Fr. Livio Tonello, director

Listening is everything: it means to be aware of what is happening around us every day. Listening is much more important than hearing because our senses are constantly stimulated by messages. Thanks God the conscious and the unconscious always work together to select the information and to manage them. This sometimes happens when we listen to a boring person who keeps on repeating the same things: his words slip away quickly.

Faith too comes by listening (fides ex auditus as saint Paul wrote in the letter to Romans (10-17), faith comes by listening to God’s word and by experiencing it and by answering to it. The feast of Saint Anthony (celebrated on 13th June) to whom we renew our devotion, offers food for thoughts. In his life there was always a deep bond between words and listening. We remember him as a great predicator able to transform the biblical narrations into persuasive exhortations thanks to his spirituality and profound knowledge of the Bible.

His greatness consists in the strength of his word that did not fear - the arrogance and the pride of the powerful.

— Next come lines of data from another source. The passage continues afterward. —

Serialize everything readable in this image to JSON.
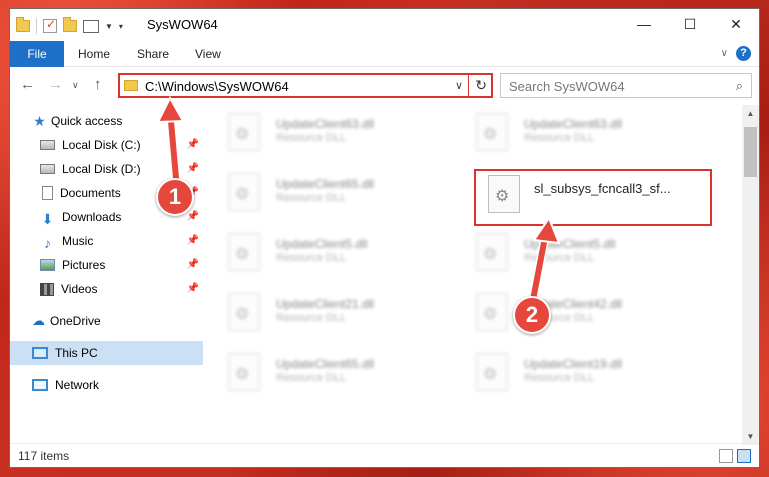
{
  "window": {
    "title": "SysWOW64"
  },
  "ribbon": {
    "tabs": [
      "File",
      "Home",
      "Share",
      "View"
    ]
  },
  "navbar": {
    "address": "C:\\Windows\\SysWOW64",
    "search_placeholder": "Search SysWOW64"
  },
  "sidebar": {
    "items": [
      {
        "label": "Quick access",
        "icon": "star-icon"
      },
      {
        "label": "Local Disk (C:)",
        "icon": "disk-icon"
      },
      {
        "label": "Local Disk (D:)",
        "icon": "disk-icon"
      },
      {
        "label": "Documents",
        "icon": "documents-icon"
      },
      {
        "label": "Downloads",
        "icon": "downloads-icon"
      },
      {
        "label": "Music",
        "icon": "music-icon"
      },
      {
        "label": "Pictures",
        "icon": "pictures-icon"
      },
      {
        "label": "Videos",
        "icon": "videos-icon"
      },
      {
        "label": "OneDrive",
        "icon": "cloud-icon"
      },
      {
        "label": "This PC",
        "icon": "computer-icon"
      },
      {
        "label": "Network",
        "icon": "network-icon"
      }
    ]
  },
  "files": [
    {
      "name": "UpdateClient63.dll",
      "type": "Resource DLL"
    },
    {
      "name": "UpdateClient63.dll",
      "type": "Resource DLL"
    },
    {
      "name": "UpdateClient65.dll",
      "type": "Resource DLL"
    },
    {
      "name": "sl_subsys_fcncall3_sf...",
      "type": ""
    },
    {
      "name": "UpdateClient5.dll",
      "type": "Resource DLL"
    },
    {
      "name": "UpdateClient5.dll",
      "type": "Resource DLL"
    },
    {
      "name": "UpdateClient21.dll",
      "type": "Resource DLL"
    },
    {
      "name": "UpdateClient42.dll",
      "type": "Resource DLL"
    },
    {
      "name": "UpdateClient65.dll",
      "type": "Resource DLL"
    },
    {
      "name": "UpdateClient19.dll",
      "type": "Resource DLL"
    }
  ],
  "status": {
    "item_count": "117 items"
  },
  "annotations": {
    "step1": "1",
    "step2": "2",
    "accent_color": "#d9332b"
  }
}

Where did his capacity to actualise God’s word come from? Certainly from his ability to listen to others in their daily life. He was able to listen to the shouts of the poor, of the victims of vengeances and injustices and he was always ready to help them. Nowadays too one needs intelligence to understand the world around us in such a manner.

Good intentions and what is in theory said are not enough. There are some people who have discussions while sitting comfortably in their offices without knowing what the problems really are. On the other side there are wonderful heroes of charity who serve the poorest: for example my thoughts go to mother Therese in the slums of Calcutta or to father Alex Zanotelli in the slums of Korogocho in Nairobi, just to mention the most known. These choices of life are trustable words.

We can pronounce relevant words only by sharing other people’s lives and their vicissitudes; we can act in truth only by listening to the problems of the world. The hours spent holding the hand of a sick person are a gesture of profound humanity. How many things have changed by putting ourselves at the service of the poor, by washing their feet and by loving them not with words but with deeds. Our concrete help will be more effective if we listen to the narration of their lives. We must open our eyes and our ears in order to open our hearts.